For optimal results, experts advise keeping your credit utilization ratio below 30%. In other words, if your available credit is $35,000, lenders would like to see a balance of $10,500 or less. A thoughtful strategy is essential, and this useful home budget analysis calculator Opens in new window is a great place to start.
4. Having an erratic employment history
Loan officers like to see a long-term, stable history of employment. An employment history with sudden job changes, periods of unemployment, or an inability to demonstrate stable income can stall the approval process quickly.
Some employers have HR departments equipped with representatives qualified to discuss life events including home affordability, homeowners insurance needs, and home and auto loan incentives.

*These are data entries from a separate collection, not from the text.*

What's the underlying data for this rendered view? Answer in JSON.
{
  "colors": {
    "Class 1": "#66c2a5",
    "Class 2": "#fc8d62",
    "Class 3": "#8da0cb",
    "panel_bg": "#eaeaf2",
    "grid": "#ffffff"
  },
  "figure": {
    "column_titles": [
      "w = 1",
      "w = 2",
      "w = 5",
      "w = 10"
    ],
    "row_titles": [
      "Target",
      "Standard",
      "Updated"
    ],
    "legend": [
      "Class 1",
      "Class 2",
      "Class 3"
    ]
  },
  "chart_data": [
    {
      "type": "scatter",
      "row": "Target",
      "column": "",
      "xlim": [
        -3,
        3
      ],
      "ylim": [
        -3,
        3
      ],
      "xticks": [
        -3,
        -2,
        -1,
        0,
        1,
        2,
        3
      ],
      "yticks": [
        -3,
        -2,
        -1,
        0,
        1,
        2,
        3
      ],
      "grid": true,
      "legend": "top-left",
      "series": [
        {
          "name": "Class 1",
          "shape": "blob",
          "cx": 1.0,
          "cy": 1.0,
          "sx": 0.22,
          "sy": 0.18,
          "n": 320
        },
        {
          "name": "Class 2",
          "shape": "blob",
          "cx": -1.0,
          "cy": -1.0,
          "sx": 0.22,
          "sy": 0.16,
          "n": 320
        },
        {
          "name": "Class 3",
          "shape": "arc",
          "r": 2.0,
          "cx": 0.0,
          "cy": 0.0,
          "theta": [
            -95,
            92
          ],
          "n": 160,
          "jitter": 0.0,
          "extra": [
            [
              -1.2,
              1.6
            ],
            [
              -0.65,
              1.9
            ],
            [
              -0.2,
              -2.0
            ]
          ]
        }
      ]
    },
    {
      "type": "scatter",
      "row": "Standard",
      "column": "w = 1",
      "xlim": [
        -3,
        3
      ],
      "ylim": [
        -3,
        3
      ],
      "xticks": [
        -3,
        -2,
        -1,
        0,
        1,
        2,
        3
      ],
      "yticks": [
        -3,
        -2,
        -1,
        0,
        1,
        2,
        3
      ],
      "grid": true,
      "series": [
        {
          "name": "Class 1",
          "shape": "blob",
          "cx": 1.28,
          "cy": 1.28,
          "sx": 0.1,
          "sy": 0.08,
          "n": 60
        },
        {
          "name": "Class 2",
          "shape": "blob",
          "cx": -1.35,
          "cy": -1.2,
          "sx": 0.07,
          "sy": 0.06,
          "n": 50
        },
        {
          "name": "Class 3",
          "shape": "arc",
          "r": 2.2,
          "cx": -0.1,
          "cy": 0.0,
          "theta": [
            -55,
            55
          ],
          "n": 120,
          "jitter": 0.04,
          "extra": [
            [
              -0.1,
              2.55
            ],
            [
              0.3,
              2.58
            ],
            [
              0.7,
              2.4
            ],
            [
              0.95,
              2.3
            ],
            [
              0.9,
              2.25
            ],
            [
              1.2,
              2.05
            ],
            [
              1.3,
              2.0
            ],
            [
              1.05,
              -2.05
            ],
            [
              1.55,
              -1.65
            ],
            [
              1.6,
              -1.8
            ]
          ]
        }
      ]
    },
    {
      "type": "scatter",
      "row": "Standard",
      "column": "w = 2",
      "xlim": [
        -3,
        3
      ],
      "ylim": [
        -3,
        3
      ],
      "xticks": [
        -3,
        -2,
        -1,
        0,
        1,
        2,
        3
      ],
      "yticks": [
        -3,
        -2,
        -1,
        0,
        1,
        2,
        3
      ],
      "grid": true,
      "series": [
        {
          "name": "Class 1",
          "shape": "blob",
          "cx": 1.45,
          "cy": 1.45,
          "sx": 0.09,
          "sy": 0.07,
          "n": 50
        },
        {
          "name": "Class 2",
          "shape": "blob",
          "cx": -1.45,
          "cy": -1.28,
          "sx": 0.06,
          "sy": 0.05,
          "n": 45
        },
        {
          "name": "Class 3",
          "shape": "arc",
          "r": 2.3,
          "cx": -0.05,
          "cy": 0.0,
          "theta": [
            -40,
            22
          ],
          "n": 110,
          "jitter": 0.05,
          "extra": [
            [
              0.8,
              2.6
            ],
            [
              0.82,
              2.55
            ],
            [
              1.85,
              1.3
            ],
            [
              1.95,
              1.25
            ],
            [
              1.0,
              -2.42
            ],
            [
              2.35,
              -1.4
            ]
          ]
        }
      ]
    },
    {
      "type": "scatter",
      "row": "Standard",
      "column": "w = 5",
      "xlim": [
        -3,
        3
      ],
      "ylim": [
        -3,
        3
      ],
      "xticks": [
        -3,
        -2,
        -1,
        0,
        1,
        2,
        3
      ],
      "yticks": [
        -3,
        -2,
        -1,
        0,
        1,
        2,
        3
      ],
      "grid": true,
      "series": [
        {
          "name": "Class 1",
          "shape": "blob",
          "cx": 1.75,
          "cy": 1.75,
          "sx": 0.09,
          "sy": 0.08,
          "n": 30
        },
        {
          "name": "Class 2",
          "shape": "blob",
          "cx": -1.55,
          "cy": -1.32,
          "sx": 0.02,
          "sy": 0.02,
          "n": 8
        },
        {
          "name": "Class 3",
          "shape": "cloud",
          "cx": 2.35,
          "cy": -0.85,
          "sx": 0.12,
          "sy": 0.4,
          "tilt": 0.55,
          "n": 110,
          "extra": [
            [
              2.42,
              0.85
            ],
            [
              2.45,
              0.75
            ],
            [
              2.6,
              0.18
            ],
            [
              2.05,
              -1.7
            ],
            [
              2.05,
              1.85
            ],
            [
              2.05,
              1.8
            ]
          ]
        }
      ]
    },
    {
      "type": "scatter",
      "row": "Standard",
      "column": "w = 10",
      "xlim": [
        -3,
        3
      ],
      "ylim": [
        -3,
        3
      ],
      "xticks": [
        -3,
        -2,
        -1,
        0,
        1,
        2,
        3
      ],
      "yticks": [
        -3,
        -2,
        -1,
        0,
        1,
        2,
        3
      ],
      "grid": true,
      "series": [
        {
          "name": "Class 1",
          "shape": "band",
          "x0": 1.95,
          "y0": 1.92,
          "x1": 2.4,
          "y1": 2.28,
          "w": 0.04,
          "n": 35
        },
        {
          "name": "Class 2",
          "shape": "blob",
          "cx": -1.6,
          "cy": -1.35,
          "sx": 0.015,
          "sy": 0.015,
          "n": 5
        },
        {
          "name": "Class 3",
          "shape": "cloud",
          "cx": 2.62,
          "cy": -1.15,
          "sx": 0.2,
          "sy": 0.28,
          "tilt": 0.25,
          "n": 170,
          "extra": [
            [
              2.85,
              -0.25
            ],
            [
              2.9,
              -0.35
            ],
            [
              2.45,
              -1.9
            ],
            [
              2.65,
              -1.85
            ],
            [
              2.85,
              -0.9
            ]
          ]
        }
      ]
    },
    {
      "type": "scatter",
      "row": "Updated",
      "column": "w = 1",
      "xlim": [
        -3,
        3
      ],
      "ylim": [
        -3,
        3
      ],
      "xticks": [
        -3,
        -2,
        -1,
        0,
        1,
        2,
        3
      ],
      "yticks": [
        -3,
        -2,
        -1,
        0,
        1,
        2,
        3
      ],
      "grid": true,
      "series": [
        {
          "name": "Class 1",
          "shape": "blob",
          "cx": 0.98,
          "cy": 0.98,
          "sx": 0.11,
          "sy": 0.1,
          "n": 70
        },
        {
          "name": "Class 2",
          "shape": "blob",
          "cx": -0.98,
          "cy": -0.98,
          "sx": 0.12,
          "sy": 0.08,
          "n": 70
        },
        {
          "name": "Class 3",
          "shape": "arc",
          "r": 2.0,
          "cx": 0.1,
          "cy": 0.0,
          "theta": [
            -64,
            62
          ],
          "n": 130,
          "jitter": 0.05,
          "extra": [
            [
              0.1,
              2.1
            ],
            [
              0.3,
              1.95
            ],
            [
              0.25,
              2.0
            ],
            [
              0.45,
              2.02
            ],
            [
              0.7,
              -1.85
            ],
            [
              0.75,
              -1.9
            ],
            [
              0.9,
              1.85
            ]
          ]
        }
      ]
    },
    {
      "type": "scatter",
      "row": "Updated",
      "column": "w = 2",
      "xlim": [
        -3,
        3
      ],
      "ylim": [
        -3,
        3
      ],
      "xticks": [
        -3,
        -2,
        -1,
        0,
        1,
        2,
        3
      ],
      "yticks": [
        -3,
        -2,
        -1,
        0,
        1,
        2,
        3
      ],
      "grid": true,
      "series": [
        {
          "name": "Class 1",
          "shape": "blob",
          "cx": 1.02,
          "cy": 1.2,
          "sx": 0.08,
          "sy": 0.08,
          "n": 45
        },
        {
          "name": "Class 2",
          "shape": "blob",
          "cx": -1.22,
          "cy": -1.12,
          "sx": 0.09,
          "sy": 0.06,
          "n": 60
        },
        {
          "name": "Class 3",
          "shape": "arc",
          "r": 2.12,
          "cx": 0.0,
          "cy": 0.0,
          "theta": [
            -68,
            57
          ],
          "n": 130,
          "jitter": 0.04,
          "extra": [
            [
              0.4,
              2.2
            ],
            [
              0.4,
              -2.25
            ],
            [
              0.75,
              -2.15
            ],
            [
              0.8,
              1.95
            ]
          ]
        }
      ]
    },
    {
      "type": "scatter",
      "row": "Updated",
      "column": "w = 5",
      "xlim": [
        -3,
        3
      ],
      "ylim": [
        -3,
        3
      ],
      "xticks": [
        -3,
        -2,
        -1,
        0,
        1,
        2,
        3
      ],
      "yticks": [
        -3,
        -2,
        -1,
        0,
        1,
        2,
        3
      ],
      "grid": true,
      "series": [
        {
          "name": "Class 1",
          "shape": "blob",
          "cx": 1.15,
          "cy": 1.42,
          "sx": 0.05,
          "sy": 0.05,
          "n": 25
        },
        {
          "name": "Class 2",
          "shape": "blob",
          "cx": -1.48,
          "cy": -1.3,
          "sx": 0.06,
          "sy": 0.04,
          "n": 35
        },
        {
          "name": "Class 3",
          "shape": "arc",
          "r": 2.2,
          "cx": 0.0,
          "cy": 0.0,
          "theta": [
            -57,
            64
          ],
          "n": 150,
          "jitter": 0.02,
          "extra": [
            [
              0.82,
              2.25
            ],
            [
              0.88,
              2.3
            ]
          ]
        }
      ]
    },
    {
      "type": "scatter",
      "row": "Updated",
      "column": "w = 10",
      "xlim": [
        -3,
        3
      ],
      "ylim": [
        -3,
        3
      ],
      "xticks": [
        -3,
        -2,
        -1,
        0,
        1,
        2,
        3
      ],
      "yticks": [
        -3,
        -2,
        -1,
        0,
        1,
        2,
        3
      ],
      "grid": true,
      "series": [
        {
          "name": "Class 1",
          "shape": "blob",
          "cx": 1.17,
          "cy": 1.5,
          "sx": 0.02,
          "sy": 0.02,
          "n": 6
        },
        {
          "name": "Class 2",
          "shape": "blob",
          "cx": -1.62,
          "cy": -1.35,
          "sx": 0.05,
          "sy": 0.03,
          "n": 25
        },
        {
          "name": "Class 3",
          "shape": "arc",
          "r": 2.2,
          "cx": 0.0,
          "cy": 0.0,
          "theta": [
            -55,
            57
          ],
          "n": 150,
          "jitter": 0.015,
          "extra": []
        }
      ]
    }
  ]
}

Did you know that most lenders will allow you to use your 401(k) assets as proof of reserves? If you’ve been maximizing your 401(k) contributions, your growing balance will prove helpful in the lending process, and if you’ve contemplated increasing your contribution rate, this might be an opportune time to do so.
5. Making late payments
Last but not least, lenders like to see a history of responsible debt behavior. What this means: They will not turn a blind eye to a history of late payments or defaults.
Though commonplace among the majority of modern households, a history of late payments can halt your hopes of borrowing money for a new home.
However, it is never too late to start improving your chances of loan approval.